THE PROPOSED shark “exclusion” net at Fish Hoek beach is one step closer to becoming a reality after it won unanimous approval from the South Peninsula’s subcouncil 19.
The city hopes to have the net in place in October, at the start of the summer swimming season.
The proposal was described by sub-council chairwoman Felicity Purchase as “a very important item” on yesterday’s agenda and “the result of extensive negotiations” between all parties who used the beach, the town and specialists.
It must now go to other city committees for approval and a task team will be appointed to look at ways of financing the project.

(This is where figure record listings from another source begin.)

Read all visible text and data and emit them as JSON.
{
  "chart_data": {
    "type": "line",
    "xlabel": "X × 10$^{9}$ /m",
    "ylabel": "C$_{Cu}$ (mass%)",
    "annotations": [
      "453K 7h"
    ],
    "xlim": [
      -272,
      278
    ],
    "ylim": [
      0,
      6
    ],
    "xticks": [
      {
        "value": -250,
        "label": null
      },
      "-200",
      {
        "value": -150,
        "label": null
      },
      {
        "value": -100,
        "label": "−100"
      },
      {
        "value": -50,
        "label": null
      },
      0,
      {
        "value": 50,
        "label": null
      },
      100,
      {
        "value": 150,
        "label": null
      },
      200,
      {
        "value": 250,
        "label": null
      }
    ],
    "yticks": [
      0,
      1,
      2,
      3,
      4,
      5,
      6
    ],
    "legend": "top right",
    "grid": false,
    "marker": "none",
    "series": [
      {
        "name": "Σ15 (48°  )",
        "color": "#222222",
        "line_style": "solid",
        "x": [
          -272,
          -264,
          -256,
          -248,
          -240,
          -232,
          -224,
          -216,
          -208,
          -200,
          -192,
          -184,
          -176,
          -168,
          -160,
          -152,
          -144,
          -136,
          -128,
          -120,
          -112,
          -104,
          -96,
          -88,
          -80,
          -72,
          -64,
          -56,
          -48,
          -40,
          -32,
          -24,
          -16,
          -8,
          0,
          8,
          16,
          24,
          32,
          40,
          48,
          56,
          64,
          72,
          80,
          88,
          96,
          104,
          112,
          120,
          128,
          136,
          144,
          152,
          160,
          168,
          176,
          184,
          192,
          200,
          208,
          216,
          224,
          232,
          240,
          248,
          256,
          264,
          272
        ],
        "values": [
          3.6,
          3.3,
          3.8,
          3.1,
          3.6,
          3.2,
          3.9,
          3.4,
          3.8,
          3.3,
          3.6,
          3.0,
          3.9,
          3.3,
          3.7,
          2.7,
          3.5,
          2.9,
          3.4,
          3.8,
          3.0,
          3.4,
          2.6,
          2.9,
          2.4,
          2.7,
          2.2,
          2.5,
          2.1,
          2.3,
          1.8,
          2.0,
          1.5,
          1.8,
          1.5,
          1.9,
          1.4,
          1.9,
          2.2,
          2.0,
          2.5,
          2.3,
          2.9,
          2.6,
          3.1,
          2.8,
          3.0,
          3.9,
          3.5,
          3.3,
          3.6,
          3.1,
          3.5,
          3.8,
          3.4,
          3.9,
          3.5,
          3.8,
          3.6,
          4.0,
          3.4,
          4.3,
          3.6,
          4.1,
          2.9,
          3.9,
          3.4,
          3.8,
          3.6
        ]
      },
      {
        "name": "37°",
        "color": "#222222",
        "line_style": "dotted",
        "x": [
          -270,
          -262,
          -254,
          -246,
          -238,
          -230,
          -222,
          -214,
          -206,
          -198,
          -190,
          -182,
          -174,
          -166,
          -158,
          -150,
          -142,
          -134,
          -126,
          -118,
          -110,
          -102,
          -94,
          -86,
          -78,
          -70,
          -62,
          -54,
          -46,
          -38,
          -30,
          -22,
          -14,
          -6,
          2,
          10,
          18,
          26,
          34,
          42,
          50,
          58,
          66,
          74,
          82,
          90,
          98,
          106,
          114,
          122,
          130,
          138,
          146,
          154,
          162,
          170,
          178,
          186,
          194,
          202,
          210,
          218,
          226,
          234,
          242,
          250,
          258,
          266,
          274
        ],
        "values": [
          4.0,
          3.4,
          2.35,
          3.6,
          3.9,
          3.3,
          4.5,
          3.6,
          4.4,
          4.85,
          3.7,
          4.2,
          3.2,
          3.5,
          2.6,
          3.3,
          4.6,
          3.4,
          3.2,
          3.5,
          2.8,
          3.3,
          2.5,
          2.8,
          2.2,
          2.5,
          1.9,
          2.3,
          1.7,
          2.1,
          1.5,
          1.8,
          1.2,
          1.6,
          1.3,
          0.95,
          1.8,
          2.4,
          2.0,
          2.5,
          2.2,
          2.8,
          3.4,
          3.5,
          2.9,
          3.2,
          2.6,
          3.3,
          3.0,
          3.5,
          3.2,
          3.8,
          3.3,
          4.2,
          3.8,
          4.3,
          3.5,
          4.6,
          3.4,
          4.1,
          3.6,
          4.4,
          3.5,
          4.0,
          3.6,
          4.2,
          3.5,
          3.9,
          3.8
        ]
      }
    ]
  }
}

The proposed budget is R724 200 for once-off capital costs, annual operating costs of R500 000 and once-off costs of R250 000 for “contracted expertise” and R40 000 for staff training.

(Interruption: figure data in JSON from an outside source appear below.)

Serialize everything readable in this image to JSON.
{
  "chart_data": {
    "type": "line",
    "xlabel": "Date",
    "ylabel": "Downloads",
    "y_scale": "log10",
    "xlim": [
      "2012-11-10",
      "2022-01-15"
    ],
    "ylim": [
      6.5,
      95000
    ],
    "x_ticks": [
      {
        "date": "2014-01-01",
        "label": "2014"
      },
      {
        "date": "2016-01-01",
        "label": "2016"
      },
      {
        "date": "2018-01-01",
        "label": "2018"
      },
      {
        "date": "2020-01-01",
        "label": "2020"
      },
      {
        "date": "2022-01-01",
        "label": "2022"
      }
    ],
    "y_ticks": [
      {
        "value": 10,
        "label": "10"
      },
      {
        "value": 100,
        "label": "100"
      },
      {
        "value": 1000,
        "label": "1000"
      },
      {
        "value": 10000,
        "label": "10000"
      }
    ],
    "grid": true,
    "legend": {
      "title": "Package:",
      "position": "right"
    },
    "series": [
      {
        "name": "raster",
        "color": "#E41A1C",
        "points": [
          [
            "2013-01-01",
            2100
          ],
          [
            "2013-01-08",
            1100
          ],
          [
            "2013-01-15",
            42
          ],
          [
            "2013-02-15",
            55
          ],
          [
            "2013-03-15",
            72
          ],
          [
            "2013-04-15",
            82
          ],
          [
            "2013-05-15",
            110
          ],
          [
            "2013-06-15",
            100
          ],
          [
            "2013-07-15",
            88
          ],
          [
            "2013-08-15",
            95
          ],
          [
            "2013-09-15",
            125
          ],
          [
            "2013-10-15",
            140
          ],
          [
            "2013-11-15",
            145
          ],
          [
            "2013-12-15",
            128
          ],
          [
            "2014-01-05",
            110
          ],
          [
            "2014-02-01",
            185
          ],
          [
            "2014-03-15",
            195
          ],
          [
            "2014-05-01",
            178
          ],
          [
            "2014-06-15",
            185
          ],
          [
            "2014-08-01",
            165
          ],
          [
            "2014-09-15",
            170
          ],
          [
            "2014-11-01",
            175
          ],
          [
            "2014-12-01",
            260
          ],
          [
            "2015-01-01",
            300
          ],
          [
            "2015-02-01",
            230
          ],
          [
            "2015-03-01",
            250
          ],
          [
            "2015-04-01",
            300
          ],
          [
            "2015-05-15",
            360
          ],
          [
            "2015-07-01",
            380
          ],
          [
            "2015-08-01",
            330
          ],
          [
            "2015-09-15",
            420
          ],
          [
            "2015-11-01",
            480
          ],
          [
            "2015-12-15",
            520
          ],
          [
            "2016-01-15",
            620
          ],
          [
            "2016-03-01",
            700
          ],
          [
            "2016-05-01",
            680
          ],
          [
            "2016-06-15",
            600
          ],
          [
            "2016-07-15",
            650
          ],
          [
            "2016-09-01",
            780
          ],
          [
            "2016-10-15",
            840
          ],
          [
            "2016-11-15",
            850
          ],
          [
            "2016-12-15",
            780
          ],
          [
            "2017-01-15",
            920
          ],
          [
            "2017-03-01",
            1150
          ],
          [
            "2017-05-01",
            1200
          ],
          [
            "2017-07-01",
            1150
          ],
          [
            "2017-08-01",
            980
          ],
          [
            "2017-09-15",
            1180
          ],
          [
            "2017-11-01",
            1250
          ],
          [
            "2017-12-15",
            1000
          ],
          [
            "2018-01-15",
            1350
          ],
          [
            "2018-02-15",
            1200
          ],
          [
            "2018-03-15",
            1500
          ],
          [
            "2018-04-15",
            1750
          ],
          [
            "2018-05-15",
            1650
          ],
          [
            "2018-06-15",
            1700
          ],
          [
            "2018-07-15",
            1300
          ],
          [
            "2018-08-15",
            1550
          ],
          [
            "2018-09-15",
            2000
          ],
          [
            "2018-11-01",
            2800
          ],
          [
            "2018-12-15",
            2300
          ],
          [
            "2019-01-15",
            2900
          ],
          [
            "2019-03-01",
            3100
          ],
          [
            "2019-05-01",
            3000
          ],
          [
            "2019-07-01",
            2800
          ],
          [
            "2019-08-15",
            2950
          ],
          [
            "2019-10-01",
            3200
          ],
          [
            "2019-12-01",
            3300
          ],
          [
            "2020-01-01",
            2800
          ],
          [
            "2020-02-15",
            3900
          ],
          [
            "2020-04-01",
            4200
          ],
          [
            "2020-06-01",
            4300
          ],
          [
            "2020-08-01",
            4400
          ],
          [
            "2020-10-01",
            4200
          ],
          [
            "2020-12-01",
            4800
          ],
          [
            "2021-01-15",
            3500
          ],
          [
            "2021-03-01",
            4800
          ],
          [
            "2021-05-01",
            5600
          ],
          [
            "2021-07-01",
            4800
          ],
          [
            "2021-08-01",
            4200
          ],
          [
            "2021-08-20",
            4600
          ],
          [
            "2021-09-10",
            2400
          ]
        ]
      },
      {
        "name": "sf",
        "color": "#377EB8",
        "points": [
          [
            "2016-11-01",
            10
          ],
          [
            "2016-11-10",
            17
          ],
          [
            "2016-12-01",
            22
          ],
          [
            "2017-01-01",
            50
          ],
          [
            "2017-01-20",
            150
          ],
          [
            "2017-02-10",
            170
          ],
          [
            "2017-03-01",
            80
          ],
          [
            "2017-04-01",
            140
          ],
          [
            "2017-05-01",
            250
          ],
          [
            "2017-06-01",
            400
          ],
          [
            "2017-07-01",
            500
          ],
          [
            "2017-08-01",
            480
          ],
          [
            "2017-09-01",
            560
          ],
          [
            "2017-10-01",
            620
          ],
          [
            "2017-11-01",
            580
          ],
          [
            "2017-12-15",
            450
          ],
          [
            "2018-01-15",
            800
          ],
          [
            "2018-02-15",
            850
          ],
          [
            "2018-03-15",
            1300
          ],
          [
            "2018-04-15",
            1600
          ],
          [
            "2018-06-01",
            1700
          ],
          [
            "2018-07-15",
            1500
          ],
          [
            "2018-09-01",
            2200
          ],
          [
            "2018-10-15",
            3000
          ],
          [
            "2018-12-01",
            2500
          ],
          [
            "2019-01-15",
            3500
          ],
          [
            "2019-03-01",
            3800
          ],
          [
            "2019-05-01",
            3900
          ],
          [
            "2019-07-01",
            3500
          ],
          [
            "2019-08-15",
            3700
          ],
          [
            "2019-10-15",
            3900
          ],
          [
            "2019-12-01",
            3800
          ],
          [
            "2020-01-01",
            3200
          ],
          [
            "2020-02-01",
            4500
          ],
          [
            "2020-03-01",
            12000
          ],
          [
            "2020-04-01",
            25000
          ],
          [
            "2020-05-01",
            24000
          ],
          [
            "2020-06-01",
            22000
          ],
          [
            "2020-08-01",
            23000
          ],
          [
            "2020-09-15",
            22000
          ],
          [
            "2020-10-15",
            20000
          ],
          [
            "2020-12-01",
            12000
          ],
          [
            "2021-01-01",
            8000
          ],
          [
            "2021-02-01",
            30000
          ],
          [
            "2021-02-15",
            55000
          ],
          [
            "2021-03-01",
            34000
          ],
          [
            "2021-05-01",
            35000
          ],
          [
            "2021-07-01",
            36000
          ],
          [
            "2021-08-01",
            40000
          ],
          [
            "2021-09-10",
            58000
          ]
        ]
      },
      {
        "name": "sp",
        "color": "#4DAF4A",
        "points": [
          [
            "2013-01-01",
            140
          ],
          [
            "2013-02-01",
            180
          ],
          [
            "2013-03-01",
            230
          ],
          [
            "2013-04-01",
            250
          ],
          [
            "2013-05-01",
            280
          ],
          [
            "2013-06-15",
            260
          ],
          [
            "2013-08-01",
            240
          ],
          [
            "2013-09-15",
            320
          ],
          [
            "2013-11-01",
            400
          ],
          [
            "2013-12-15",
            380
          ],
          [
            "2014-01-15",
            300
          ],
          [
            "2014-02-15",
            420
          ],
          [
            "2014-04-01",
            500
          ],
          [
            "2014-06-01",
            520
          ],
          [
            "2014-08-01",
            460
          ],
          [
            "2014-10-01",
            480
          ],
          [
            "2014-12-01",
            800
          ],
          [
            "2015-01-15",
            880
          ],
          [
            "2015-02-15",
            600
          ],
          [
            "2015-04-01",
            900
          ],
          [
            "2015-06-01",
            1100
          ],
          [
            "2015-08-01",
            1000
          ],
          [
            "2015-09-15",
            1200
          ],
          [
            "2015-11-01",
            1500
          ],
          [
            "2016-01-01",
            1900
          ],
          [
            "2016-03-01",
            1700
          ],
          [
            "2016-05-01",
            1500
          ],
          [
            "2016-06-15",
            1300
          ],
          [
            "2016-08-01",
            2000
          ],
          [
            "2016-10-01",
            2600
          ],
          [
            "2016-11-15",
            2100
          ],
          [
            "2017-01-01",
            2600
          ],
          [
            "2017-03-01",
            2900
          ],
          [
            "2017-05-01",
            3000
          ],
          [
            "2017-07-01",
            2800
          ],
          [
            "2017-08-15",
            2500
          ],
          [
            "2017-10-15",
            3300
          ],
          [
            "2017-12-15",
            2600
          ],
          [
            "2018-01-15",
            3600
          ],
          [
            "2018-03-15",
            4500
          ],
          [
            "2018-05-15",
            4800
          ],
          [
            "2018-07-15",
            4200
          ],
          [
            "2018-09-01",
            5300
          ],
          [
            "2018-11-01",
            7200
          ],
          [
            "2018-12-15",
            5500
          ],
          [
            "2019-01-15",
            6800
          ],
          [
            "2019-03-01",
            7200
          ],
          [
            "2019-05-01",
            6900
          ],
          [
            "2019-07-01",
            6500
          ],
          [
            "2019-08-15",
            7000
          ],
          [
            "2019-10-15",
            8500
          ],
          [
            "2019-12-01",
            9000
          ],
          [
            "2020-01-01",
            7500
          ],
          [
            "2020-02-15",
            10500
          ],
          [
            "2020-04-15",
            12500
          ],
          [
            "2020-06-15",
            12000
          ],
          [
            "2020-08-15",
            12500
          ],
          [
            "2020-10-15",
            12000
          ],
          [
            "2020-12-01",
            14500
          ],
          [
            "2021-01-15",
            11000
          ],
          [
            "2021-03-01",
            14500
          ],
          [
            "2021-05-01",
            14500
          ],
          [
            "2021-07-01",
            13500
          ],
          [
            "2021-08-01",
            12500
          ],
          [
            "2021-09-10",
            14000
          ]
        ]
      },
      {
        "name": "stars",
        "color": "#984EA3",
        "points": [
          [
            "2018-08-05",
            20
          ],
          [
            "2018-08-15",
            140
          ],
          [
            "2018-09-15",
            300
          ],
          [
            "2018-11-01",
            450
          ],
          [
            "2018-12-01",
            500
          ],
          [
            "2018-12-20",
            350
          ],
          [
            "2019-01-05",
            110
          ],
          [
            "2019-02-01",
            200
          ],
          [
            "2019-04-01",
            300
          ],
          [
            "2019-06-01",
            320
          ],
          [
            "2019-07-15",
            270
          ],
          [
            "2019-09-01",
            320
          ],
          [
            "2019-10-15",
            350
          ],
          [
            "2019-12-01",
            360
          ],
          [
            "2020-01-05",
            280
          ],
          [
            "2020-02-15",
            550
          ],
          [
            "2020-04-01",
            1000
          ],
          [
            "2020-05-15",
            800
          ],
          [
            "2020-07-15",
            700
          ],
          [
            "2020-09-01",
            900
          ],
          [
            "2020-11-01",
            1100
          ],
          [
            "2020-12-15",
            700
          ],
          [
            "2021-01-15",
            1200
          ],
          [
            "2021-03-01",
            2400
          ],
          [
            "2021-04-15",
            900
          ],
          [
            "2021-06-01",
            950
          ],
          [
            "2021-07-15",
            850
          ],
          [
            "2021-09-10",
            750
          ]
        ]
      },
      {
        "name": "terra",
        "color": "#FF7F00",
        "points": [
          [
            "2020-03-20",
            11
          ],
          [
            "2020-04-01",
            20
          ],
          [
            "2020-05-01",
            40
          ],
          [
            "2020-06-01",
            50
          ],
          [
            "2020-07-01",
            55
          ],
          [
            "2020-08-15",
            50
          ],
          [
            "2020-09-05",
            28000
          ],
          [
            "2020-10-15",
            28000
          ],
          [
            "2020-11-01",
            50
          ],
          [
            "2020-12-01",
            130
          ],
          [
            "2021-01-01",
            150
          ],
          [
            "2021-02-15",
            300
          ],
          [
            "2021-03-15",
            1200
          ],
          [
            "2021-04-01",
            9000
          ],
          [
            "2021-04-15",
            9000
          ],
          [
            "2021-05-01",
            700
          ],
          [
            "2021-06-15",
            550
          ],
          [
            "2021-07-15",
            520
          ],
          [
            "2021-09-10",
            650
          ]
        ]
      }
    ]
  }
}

It will also require a permit from the national Environmental Affairs Department.
Gregg Oelofse of the city’s environmental resource management department, which is driving the proposal, told yesterday’s subcouncil meeting in Fish Hoek that “a great deal” had been learned about shark behaviour in the past seven years.
“The way great white sharks use False Bay is very distinctive. There are periods of very high activity,” he said.

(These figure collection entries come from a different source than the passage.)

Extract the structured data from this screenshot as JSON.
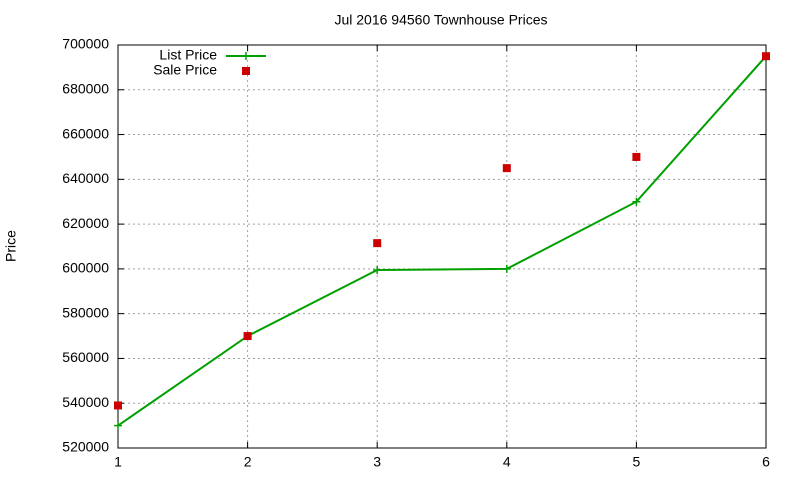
{
  "chart_data": {
    "type": "line",
    "title": "Jul 2016 94560 Townhouse Prices",
    "y_label": "Price",
    "x": [
      1,
      2,
      3,
      4,
      5,
      6
    ],
    "series": [
      {
        "name": "List Price",
        "color": "#00a000",
        "mode": "lines+markers",
        "marker": "plus",
        "values": [
          530000,
          570000,
          599500,
          600000,
          630000,
          695000
        ]
      },
      {
        "name": "Sale Price",
        "color": "#cc0000",
        "mode": "markers",
        "marker": "square",
        "values": [
          539000,
          570000,
          611500,
          645000,
          650000,
          695000
        ]
      }
    ],
    "xlim": [
      1,
      6
    ],
    "xticks": [
      1,
      2,
      3,
      4,
      5,
      6
    ],
    "ylim": [
      520000,
      700000
    ],
    "yticks": [
      520000,
      540000,
      560000,
      580000,
      600000,
      620000,
      640000,
      660000,
      680000,
      700000
    ],
    "grid": true,
    "legend": "upper-left"
  }
}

The proposal was to have the net in the water only during the summer months, which were the high activity months, he explained. From April until the end of September, sharks almost never used Fish Hoek bay and there had been only one sighting in this period in five years.
He emphasised that the exclusion net was not a typical shark “capture device” and asked the subcouncil to endorse the proposed principles for the use of the net. These included:
l The city’s policy was not to use any safety measures for sharks that would harm any other marine creatures.
l The exclusion net would not be a permanent fixture, partly because it would be very vulnerable to ocean swells and wave action.
Oelofse said conditions in Fish Hoek bay were “at best marginal” for the use of the net, but he believed they could manage that by deploying it only when weather conditions were suitable.
The use of the net was particularly to ensure the safety of children and the lifesaver “Nippers”, he added.
The city believed adults had to take their own responsibility based on the information they were given.
“But we have to provide some extra level of safety (for children) and avoid at all costs the devastating effect of a child mortality.”
Purchase said she believed Oelofse’s report had addressed all the concerns that had been raised in “numerous” workshops that had been held with the local community.
She agreed with one of the financing proposals – namely, to ringfence funds for the project from the parking fees for the beach.